3. Going Beyond Equal Pay
On the heels of the fourth World Cup victory for the US women’s national team, Roosevelt Fellow Rakeen Mabud highlights the team’s fight—and the broader movement—for pay equality in a Forbes op-ed. Though the record-breaking women’s team earns more revenue—and scores more victories—than their male counterparts, their max earning potential for a World Cup cycle is only $0.23 on the dollar compared to the men’s team. “If the success and advocacy of the USWNT shows us anything, it is that those who have historically faced an economy stacked against them are no longer willing to put up with it,” Mabud writes.
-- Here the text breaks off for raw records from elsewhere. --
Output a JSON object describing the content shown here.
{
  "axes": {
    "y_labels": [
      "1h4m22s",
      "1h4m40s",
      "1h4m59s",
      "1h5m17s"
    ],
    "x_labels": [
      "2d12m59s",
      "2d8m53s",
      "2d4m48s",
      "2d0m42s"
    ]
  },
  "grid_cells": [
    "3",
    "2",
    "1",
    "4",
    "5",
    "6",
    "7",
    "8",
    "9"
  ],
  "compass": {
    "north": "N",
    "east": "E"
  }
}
4. The Plight of Health Care in Rural America
The market power crisis is hurting workers, consumers, and entire communities. In “The Plight of Health Care in Rural America: How Hospital Mergers and Closures Harm Women,” Roosevelt’s Andrea Flynn and Rakeen Mabud explore how corporate consolidation disadvantages rural women as patients and as workers. “Trends in the hospital industry mirror broader trends of outsized corporate and employer power in our society,” said Mabud. “What we are seeing within the health care sector underscores the cost that these shifting power dynamics have for the public, especially rural Americans.”
5. The Next Payday Loans
On Monday, Sen. Elizabeth Warren (D-MA) shared a recent American Prospect op-ed coauthored by Roosevelt Fellow Julie Margetta Morgan. “Wall Street is lobbying policymakers to weaken the rules for their new ways to trick [and] trap people into debt. This time it’s student debt—but we’ve seen this story before,” said Warren. Margetta explains why the promise of income share agreements (ISAs) will likely fall short and elevates real solutions: “If legislators really want to help students, they should focus on the basics: fighting for increased investments in public higher education, rebalancing power between employers and workers in the labor market, and alleviating the burden of student debt.”
What We’re Reading
This week, Roosevelt Senior Economist Lenore Palladino and Fellow Brishen Rogers released two new working papers on corporate governance and automation, respectively. Palladino explores “stakeholder corporations,” in which other stakeholders beyond shareholders (most notably, workers) collectively engage in corporate decision-making and own corporate equity. Rogers makes the case that automation is not a major threat to workers today but that existing labor law allows companies to use new technology—specifically information technology—in ways that give them outsized power over their workers.